Sixth, we’re expanding resources available collegewide. Beginning this fall, we’ll strengthen staff working with intercultural programs by adding key advisers who can assist us. Carol Houston, an African American pastor who serves on our board of trustees, will come to campus weekly to work on issues of diversity, global engagement and intercultural competence. With her guidance, we’ll improve our capacity for conversations that matter on race, equity and inclusion. We’ll also ask bridge-building alums from previous classes to get involved with student clubs on campus to provide intergenerational perspective and leadership.

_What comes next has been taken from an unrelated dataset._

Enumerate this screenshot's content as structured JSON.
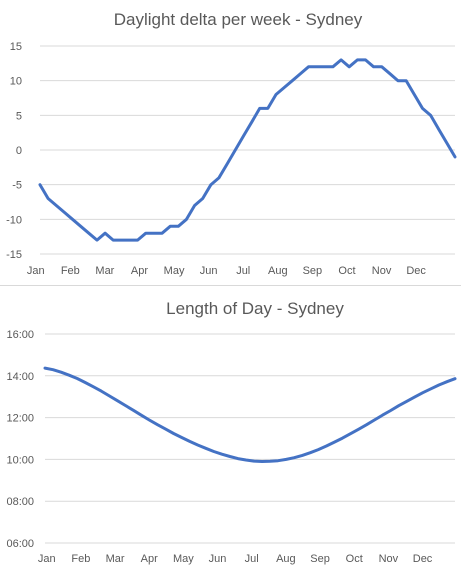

In addition, we plan to work with Arrabon, an organization headed by David Bailey, an African American. He advises a variety of organizations as they develop a capacity for cultural understanding and work across racial boundaries, helping them learn how to engage in ways that build trust and promote healing and draw on a biblical perspective. We’re grateful David is available and look forward to beginning this important work.

Finally, all of this is occurring in the midst of our response to COVID- 19, our preparation to repopulate campus in time for the start of school at the end of August, and our desire to honor and celebrate the class of 2020 later this fall. We’ve undertaken a major planning effort. More than 150 faculty and staff are serving on 50 different committees and subcommittees covering everything from testing, tracing and isolating to socially distanced formats and locations for classes to protocols for the residence halls. COVID-19 represents just the latest in a long string of challenges for our beloved college. We hope to gather as a campus community during Homecoming weekend, October 16-18, to host a delayed Commencement.

We look back on a long and enduring history of facing all manner of challenges, both natural and human. As we work to prepare for and respond to our country’s historic civil unrest and a global pandemic, we do so believing that God will remain faithful. Just as he has led Westmont in every previous generation, God will renew us again with his guidance and mercy.